The new article types are intended to address three issues familiar to researchers: the rigor and reproducibility of research, efficiency in getting feedback, and recognition for developing and sharing diverse research contributions.
Lab Protocols have been developed in close collaboration with researchers and the protocols.io team. They describe verified, reusable methodologies including computational techniques, and consist of two interlinked components: step-by-step protocol posted to protocols.io, and a peer-reviewed PLOS ONE article contextualising the protocol.
Study Protocols are established article type that allows researchers to share detailed plans and proposals for funded research projects that have not yet generated results.
Both Lab Protocols and Study Protocols will be open to research in all fields of study within PLOS ONE’s inclusive scope.
Many researchers share Lab Protocols informally with peers and, in PLOS’ work to better understand researcher needs, PLOS realised that a motivation for sharing protocols is to seek feedback to improve them. The importance of methods development and sharing also deserves increased recognition, via a peer-reviewed publication. Understanding the exquisite details that make methods work is also essential for reproducibility and for accelerating science. Researchers who develop methods, especially those early in their careers, deserve more recognition than a footnote in a research article.

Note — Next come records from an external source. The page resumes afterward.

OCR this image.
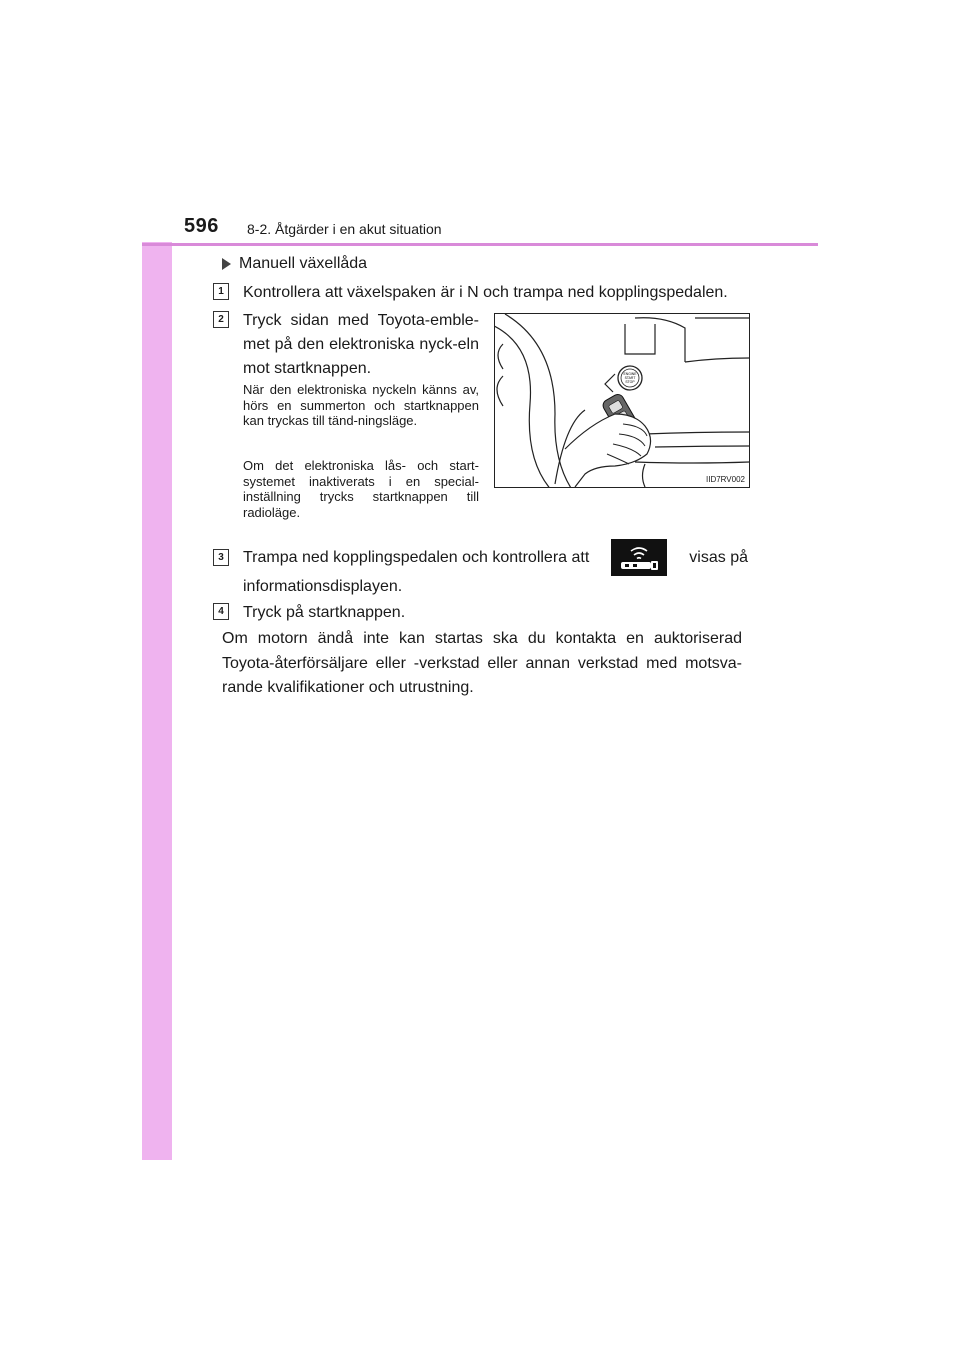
596 8-2. Åtgärder i en akut situation
Manuell växellåda
1	Kontrollera att växelspaken är i N och trampa ned kopplingspedalen.
2	Tryck sidan med Toyota-emble-met på den elektroniska nyck-eln mot startknappen.
När den elektroniska nyckeln känns av, hörs en summerton och startknappen kan tryckas till tänd-ningsläge.
Om det elektroniska lås- och start-systemet inaktiverats i en special-inställning trycks startknappen till radioläge.
ENGINE
START
STOP
IID7RV002
3	Trampa ned kopplingspedalen och kontrollera att	visas på
informationsdisplayen.
4	Tryck på startknappen.
Om motorn ändå inte kan startas ska du kontakta en auktoriserad Toyota-återförsäljare eller -verkstad eller annan verkstad med motsva-rande kvalifikationer och utrustning.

Study Protocols are important for improving rigor and transparency by sharing a study’s design, recruitment and analysis plans before research has been carried-out. This practice is especially important — and already common — in healthcare research, including systematic reviews. Study Protocols complement PLOS’ offering of Registered Reports. Researchers are not required to submit the results of their Study Protocol to the same journal, which provides more researchers with Open Access options to share their peer-reviewed research plans.